– Желаете ещё пива, мэтр? Может ещё рагу? Есть паштет из зайчатины… – Пит не успел закончить фразу, потому что толстяк ухватил его за руку, повыше локтя, и притянул к себе.
– Не знал, что у Ульри работают такие миленькие мальчики. Ваша Джулия лапочка, но по сравнению с тобой, мой маленький красавец, – она сущее ничтожество. Напрасно твой хозяин так долго прятал тебя на конюшне?
Пит задрожал, почувствовал холод внизу живота и едва не обмочился.
– Простите, мэтр. Если вы не желаете зайчатины, могу предложить пирог с капустой и мочёные яблоки…
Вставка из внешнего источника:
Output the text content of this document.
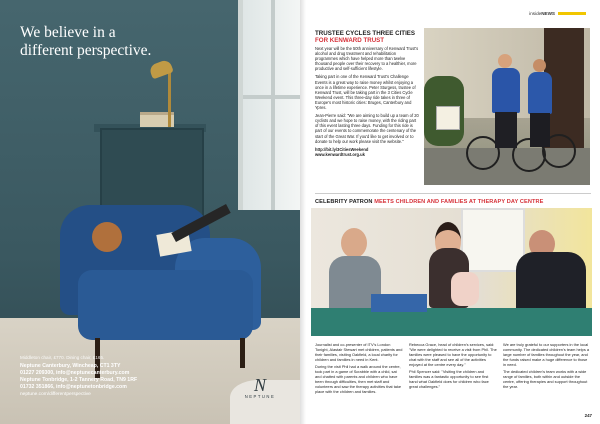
We believe in a
different perspective.
Middleton chair, £770. Dining chair, £165.
Neptune Canterbury, Wincheap, CT1 3TY
01227 209300, info@neptunecanterbury.com
Neptune Tonbridge, 1-2 Tannery Road, TN9 1RF
01732 351866, info@neptunetonbridge.com
neptune.com/differentperspective	N
NEPTUNE
insideNEWS
TRUSTEE CYCLES THREE CITIES
FOR KENWARD TRUST

Next year will be the 50th anniversary of Kenward Trust's alcohol and drug treatment and rehabilitation programmes which have helped more than twelve thousand people over their recovery to a healthier, more productive and self-sufficient lifestyle.

Taking part in one of the Kenward Trust's Challenge Events is a great way to raise money whilst enjoying a once in a lifetime experience. Peter Sturgess, trustee of Kenward Trust, will be taking part in the 3 Cities Cycle Weekend event. This three-day ride takes in three of Europe's most historic cities: Bruges, Canterbury and Ypres.

Jean-Pierre said: "We are aiming to build up a team of 20 cyclists and we hope to raise money, with the riding part of this event lasting three days. Funding for this ride is part of our events to commemorate the centenary of the start of the Great War. If you'd like to get involved or to donate to help our work please visit the website."

http://bit.ly/3CitiesWeekend
www.kenwardtrust.org.uk
CELEBRITY PATRON MEETS CHILDREN AND FAMILIES AT THERAPY DAY CENTRE

Journalist and co-presenter of ITV's London Tonight, Alastair Stewart met children, patients and their families, visiting Oakfield, a local charity for children and families in need in Kent.

During the visit Phil had a walk around the centre, took part in a game of Scrabble with a child, sat and chatted with parents and children who have been through difficulties, then met staff and volunteers and saw the therapy activities that take place with the children and families.

Rebecca Grace, head of children's services, said: "We were delighted to receive a visit from Phil. The families were pleased to have the opportunity to chat with the staff and see all of the activities enjoyed at the centre every day."

Phil Spencer said: "Visiting the children and families was a fantastic opportunity to see first hand what Oakfield does for children who face great challenges."

We are truly grateful to our supporters in the local community. The dedicated children's team helps a large number of families throughout the year, and the funds raised make a huge difference to those in need.

The dedicated children's team works with a wide range of families, both within and outside the centre, offering therapies and support throughout the year.

247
Пит снова не договорил. Толстяк ущипнул его за бок, прижал к себе, пухлая ладошка стала медленно опускаться вниз, коснулась бедра. Пит дёрнулся, ухватился за край стола, но бакалейщик держал крепко. Тогда Пит рванулся, что было сил, и опрокинул всё, что находилось на столе. Бакалейщик втянул голову в плечи и воровато огляделся. Однако поняв, что никто ничего не заметил, он разразился отборной бранью:
– Маленький гадёныш! Что это такое? Ты испортил мою куртку! А штаны… – бакалейщик оттолкнул Пита, тот отлетел как мячик, упал, ударившись о соседний стол. Шлохо сморщил лицо, и оно приобрело вид раздавленного помидора. Ульри появился будто бы ниоткуда.
– Что такое? Мальчишка вам нагрубил?
– Этот сопляк испортил мою одежду! – взвизгнул бакалейщик и добавил уже шёпотом: – Раз он так бережёт свой зад, сделай так, чтобы на нём не осталось живого места. Всыпь этому выродку как следует, не то ноги моей больше не будет в твоём проссаном гадюшнике.
В тот день мэтр Ульри не просто надавал Питу затрещин, как это бывало обычно – почти каждый день. Хозяин высек мальчика, за сараем, прямо напротив конюшни. Красотка Джулия, Ханна и несколько посетителей наблюдали эту сцену. Пит сгорал от стыда, понимая, что все они смеются и смотрят на его обнажённый зад. В тот день Пит поклялся, что отомстит им всем. По крайней мере, мэтру Ульри и Джулии – именно она хохотала и подшучивала над мальчиком громче всех. Лишь Ханна не смеялась, а когда Пит после порки спрятался в сарае, толстуха на цыпочках пробралась к нему и сунула в руку плачущего мальчика большое сочное яблоко.
Это случилось две недели назад; синяки на спине Пита ещё не успели зажить. Если этот толстяк Шлохо опять явится в пивную и снова захочет прикоснуться к нему. Мальчик сжал кулаки.
Увесистый шлепок вывел Пита из оцепенения.
– Негодник! Я для кого это всё говорю? Ты почему меня не слушаешь?
– Простите, мэтр. Вам показалось.
– Показалось? О чём я только что говорил?
Голова Пита вжалась в плечи.
– Вы говорили… говорили про бельё и про постояльцев.
Ульри почесал заросший подбородок, но тут же выдавил улыбку. Обычно выгнутые дугами брови приняли совсем необычную форму, рот вытянулся в тонкую гаденькую полоску.
– Ладно, врунишка, если ты всё понял, иди. Приведи себя в порядок и будь готов встречать гостей. Можешь даже поспать. Господа приедут только к вечеру, а может и завтра, поутру.
Поспать? Это днём-то? Что же с ним такое? Пит искоса посмотрел на хозяина и заметил, что руки хозяина подрагивают. Волнуется. Он сказал, господа? Значит, сегодня Питу предстоит обслуживать не Шлохо, а знатных персон?
Пит вытянул губы и со свистом выпустил воздух.
В «Мятном кабане» в последнее время останавливались лишь небогатые путешественники: мелкие торговцы, ремесленники и крестьяне. Бывали и обычные бродяги: бездомные и побирушки, стремящиеся поживиться за чужой счёт. Самыми важными, и в тоже время опасными, считались наёмники и контрабандисты. Эти, подпив, часто вели себя как заправские лорды: сорили деньгами и требовали дорогих кушаний и вин. Хотя порой именно они вели себя хуже обычных разбойников. Не раз такая клиентура оставляла Ульри без оплаты, а то и устраивала в «Мятном кабане» обычный погром.